On a somewhat related note, one might also argue that moving people around every year would impair their ability to form relationships with House masters, tutors and the like. While not wholly lacking in validity, this claim, like the one regarding House spirit, does not even approach a fair justification for giving whole swathes of the student population such short shrift. And one could quite readily make the case that the opportunity to meet three times as many tutors—by switching Houses each year—handily offsets whatever might be lost by shifting us around in an equitable manner.

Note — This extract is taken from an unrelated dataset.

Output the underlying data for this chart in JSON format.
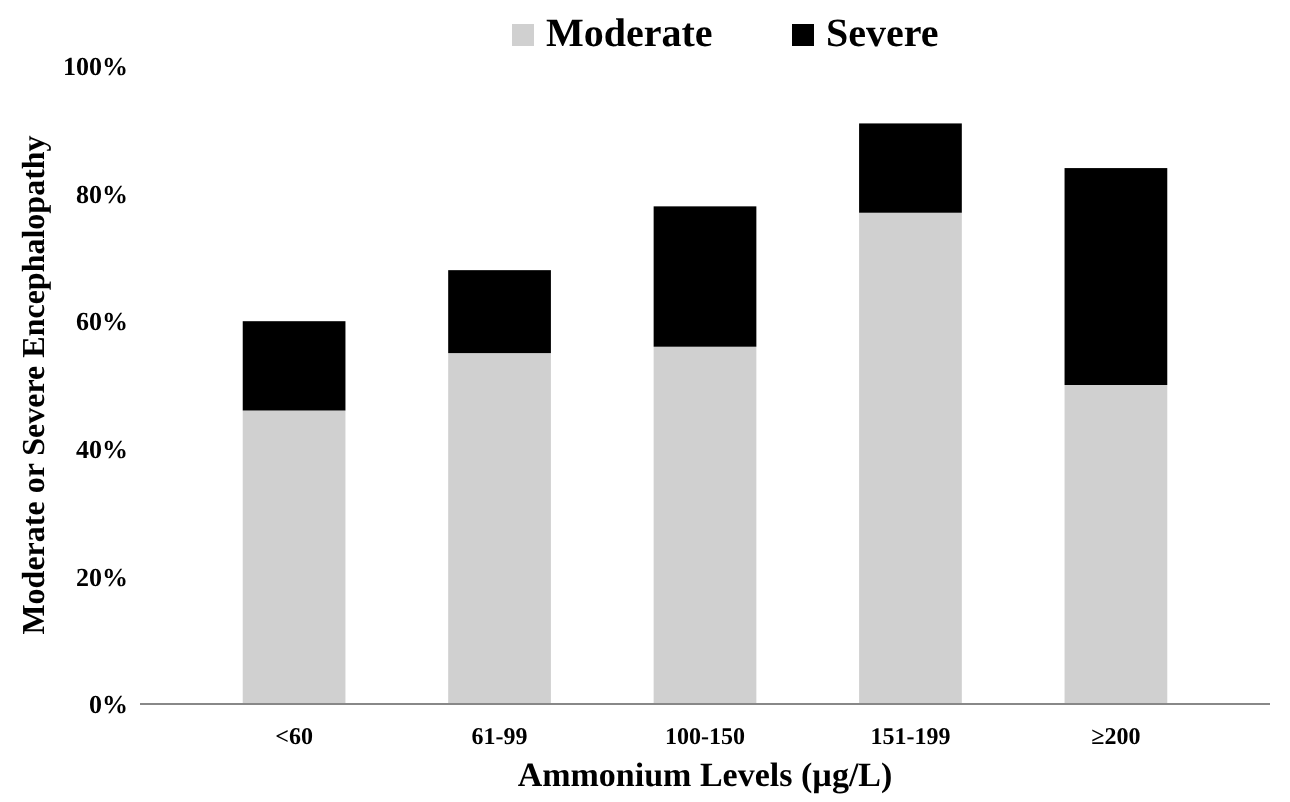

Others may try to refute me by citing the results of senior surveys, in which graduates from the Quad Houses report a higher degree of satisfaction with their residential experience than their counterparts in the River Houses. But these data are hard to take seriously. A person’s happiness is always relative to his expectations, and because many quadlings enter their houses expecting a Siberian gulag, it isn’t surprising that many graduate feeling highly “satisfied.”
But suppose for a second that the data from the surveys is, in fact, valid. Is it not, then, quite unfair to the poor, beleaguered residents of Kirkland, Lowell and Eliot Houses that they do not get to spend some of their time in the hallowed halls of Currier, Pforzheimer and Cabot which produce such satisfaction?
Unfortunately, I’m quite skeptical that Harvard will act any time soon to create a more equitable system—because for that to happen, significant pressure from a large portion of the student body would likely be required. But since only about a fifth of the students on campus at any given time—those upperclass students in the Quad, Mather and, on its bad days, perhaps Quincy—are being given the short end of the stick, such widespread pressure is not likely to materialize.
So if there is anything to be concluded, it is this: The quadlings have nothing to lose but their sub-par housing situation. They have a world to win. Quadlings of all Houses, unite!
Zachary S. Podolsky ’04 is a classics concentrator in Currier House. His column appears on alternate Thursdays.